OK. I think I've found a culprit of the problem. Briefly said the problem is that block_write_full_page() calls block_invalidatepage() in case it raced with truncate and not filesystem's private a_ops->invalidatepage(). block_invalidatepage() simply invalidates buffers without removing it from transactions lists and this leads to problems. Can you please try attached patch if it fixes the problem (I did not get to testing it seriously yet, so don't run it on any machine with valuable data ;)?
Created attachment 5758 [details] Patch making block_write_full_page() call a_ops->invalidatepage()
Sorry about the delay. Jan, it still hits the same BUG_ON() with your patch applied...
Thanks for testing. I'll try to find some other cause..
I tried to reproduce the problems here but I failed :( BTW: Are you running the bash-memory-mapping test with additional memory load (as suggested in the comments) or without it? I also analyzed the code once more but I did not find any other possibility how BOG_ON can be triggered. Can you try to run the test with the attached debugging patch (and also with my fix)? Thanks.
Created attachment 5824 [details] Debugging patch to detect !mapped buffers
Hmm, I still cannot reproduce the problem - Alexander, can you please give a spin to my debugging patch (together with by fix) so that I know more about the problem? Thanks.
I left it on for a while the other day but it hadn't crashed when I came back so I'm starting to get curious if I had somewhat screwed up the patch handling earlier and your first fix might really fix it. Sorry for the confusion, I'll leave it on when I leave today and maybe we can reach a conclusion. Haven't been home all too much lately that's why it's taking so long.

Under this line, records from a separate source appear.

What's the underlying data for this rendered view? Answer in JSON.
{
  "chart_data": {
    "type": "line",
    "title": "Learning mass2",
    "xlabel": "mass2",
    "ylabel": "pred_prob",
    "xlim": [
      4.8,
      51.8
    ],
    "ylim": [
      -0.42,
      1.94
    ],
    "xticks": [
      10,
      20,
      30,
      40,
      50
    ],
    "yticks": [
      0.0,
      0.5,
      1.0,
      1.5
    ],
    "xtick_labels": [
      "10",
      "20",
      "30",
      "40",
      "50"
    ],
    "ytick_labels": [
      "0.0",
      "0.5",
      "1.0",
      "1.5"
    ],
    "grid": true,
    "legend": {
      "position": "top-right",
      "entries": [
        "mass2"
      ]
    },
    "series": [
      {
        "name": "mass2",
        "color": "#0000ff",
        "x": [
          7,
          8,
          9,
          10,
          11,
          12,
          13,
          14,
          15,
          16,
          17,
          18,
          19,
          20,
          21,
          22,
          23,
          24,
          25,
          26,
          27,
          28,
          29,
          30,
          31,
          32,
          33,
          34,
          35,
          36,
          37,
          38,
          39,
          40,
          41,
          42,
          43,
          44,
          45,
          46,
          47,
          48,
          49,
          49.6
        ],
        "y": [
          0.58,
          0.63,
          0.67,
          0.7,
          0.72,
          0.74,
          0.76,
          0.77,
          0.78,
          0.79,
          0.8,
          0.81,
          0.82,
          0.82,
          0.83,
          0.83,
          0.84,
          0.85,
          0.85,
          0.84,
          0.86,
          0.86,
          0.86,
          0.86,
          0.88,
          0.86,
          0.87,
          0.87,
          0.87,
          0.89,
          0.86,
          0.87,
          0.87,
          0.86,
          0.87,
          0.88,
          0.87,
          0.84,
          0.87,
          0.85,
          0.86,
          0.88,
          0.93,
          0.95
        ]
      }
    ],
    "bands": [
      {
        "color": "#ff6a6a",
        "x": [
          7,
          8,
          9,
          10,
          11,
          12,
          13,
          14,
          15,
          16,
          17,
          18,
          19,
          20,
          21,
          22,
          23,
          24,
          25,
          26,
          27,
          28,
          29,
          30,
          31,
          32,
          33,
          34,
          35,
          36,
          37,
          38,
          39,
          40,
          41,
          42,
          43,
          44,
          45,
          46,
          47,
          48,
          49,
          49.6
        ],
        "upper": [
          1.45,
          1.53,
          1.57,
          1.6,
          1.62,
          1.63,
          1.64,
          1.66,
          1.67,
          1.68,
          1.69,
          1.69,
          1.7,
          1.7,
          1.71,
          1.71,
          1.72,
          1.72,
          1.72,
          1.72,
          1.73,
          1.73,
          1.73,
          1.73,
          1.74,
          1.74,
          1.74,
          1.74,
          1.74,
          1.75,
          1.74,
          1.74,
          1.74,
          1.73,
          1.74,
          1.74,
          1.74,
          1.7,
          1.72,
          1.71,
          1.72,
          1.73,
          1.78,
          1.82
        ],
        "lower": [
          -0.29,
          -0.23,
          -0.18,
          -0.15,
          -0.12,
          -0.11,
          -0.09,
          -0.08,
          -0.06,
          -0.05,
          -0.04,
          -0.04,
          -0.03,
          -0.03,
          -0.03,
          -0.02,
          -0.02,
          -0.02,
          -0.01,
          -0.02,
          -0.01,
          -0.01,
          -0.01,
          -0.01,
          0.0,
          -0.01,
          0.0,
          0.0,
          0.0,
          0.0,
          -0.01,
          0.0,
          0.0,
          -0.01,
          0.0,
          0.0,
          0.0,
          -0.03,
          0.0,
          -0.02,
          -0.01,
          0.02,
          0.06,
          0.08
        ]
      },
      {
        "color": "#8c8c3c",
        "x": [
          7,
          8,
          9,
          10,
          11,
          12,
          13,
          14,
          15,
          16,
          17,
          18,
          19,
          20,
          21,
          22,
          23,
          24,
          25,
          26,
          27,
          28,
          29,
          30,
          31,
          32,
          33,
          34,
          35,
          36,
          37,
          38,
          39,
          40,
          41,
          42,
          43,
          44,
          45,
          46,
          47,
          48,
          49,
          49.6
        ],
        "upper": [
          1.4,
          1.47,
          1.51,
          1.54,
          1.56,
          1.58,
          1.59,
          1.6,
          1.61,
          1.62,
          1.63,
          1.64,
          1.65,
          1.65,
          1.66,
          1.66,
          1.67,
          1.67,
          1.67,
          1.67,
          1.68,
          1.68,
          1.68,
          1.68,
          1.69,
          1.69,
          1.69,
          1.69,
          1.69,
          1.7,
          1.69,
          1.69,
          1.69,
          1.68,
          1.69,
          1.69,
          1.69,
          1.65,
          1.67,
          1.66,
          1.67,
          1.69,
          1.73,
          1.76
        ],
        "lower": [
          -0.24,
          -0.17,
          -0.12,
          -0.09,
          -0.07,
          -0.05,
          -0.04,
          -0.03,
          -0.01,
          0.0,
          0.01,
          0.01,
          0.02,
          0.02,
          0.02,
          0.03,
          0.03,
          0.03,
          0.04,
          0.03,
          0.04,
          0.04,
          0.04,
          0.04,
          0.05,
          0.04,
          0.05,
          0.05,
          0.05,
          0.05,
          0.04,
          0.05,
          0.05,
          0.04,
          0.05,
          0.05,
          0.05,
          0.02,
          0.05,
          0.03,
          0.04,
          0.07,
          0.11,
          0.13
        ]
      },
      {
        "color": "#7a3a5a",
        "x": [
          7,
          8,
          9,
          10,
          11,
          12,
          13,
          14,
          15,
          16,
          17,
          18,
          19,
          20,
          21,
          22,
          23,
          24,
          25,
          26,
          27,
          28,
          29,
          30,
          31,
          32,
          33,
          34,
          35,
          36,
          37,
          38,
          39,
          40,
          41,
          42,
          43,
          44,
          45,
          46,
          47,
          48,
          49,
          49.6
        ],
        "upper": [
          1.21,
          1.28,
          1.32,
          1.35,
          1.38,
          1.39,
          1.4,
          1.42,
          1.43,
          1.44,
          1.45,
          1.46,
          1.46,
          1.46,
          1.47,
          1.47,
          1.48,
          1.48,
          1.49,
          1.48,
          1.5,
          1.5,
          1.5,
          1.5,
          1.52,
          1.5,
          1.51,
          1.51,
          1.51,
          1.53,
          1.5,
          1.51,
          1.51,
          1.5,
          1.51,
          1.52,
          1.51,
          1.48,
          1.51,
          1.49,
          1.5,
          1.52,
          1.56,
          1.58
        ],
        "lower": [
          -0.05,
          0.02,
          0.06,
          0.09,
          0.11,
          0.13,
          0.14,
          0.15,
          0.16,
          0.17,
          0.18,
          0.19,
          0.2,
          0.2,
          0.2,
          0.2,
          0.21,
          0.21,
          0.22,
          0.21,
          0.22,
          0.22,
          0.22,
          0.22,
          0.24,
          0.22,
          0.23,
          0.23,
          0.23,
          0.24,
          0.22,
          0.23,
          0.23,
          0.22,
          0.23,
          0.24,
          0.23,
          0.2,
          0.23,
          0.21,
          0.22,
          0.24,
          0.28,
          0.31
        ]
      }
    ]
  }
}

It was on for a bit more than 3h today and survived. It has so far always bugged out within an hour. I'll be able to leave it on for at least 8h tomorrow which should be pretty definate. Sorry if this has caused you grief.
Linus latest tree plus your invalidate fix survived 10h of bash-shared-mapping today.
(wakes up) Yeah, that makes sense. Jan, could you please send me a final patch? Perhaps it'd be better to use do_invalidatepage() rather than open-coding it...
I Noticed the same bug with 2.6.13-mm2 kernel, I have taken memory dump throug kdump let me know if you need any information at this stage.
Thanks everyone for testing and traces. I'm attaching current version of the fix for completeness (the fix is the same, just the "style" is changed a bit).
Created attachment 5991 [details] Patch fixing problems with unmapped buffers in transactions lists
The patch from this bug is already included in 2.6.16.